Well, using an assessment action, you could assess the fact that someone has a consequence. That would give you a free tag. It's the same as introducing any aspect that is on the scene.
In that sense, Consequences can be invoked in new scenes without needing FP's. It requires an action and an appropriate roll: alertness, scholarship, empathy all seem like appropriate skills. It's not really different from introducing any other aspect through a maneuver or assessment, so I don't know if it would play any part in making up rules. If the person is actively trying to conceal the wound, it might be opposed. I'd say the harsher the wound, the more difficult it would be to hide and, therefore, easier to assess.
That said, it's much more beneficial to do a maneuver and tag it for a +2 than it is to assess a tended consequence and only get a +1. So, I'm not sure how often anyone would do that, unless you make that assessment incredibly easy. I've rarely seen anyone assess a consequence on an NPC. Maybe never.
On the other hand, it may be way easier to assess a wound than, say, trip or flank etc...
I think your best bet is to find a benefit from medical treatment rather than change the way a wound heals.

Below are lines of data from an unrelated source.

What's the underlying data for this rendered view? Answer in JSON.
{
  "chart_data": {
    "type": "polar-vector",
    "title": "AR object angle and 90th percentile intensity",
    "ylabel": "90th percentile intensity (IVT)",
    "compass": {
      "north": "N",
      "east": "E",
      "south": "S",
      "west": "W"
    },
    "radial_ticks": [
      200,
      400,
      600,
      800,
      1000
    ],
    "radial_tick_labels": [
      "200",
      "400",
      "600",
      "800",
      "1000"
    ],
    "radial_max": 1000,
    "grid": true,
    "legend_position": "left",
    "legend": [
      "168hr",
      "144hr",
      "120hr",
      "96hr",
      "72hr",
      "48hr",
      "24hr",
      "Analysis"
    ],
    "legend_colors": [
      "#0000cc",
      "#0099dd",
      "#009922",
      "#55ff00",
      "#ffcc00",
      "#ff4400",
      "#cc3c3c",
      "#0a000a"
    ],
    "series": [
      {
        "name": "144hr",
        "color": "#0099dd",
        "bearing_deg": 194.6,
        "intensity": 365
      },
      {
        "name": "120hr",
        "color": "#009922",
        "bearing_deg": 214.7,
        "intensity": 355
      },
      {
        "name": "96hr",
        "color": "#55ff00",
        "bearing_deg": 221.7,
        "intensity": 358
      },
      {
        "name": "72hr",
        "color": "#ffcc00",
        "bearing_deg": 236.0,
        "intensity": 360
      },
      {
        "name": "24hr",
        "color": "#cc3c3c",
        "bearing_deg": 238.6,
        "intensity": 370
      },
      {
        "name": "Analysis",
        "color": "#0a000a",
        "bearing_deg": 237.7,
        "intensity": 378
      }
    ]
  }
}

Well, that's what I was trying to do with the last method I presented. The benefit was allowing the healing process to start earlier and to give people a second chance to start it. Which is pretty much how it already works except I also made it work in conjunction with a recovery power and tied it to a roll. I'm not defending it...just explaining what I was trying to do.
You can break a bone and let it heal on its own, but it might heal crooked. Moderate flesh wounds that could use stitches can heal on their own, but there is also a chance they get infected and worsen instead.
You might be able to do that with a compel...but I do like the idea of consequences worsening. Recovery might make it even harder...bones mending super fast before they have a chance to be set. You could always narrate it that the bones re-set themselves magically if you have a recovery power.
I'm not sure there's a smooth way to do it. A compel could have you re-name the injury into something worse, or have the healing process start over if you don't give it a chance to rest - or if you're slogging through a sewer with an open cut cause some kind of complication. I mean, that's kind of what consequences are supposed to do.
Renaming a consequence when you get it mended would alleviate some of the narrative power on a consequence, so I like that. It's hard to say your wound gets infected if it's been wrapped and sterilized, blah, blah, blah... but even then, a compel is a compel: "your bandage comes undone in the sewer and now its infected, introduction of complication x,y,z." Renaming the consequence can take some of the narrative justification away from your enemy. I do like reducing the tag to a +1, though since that reinforces it mechanically. But, as Sanctaphrax says, tags don't happen much after the scene in which the consequence is created, so it'll rarely come up. Which brings me back to my first point in the post.
What we agree on so far:Medical treatment renames a consequence.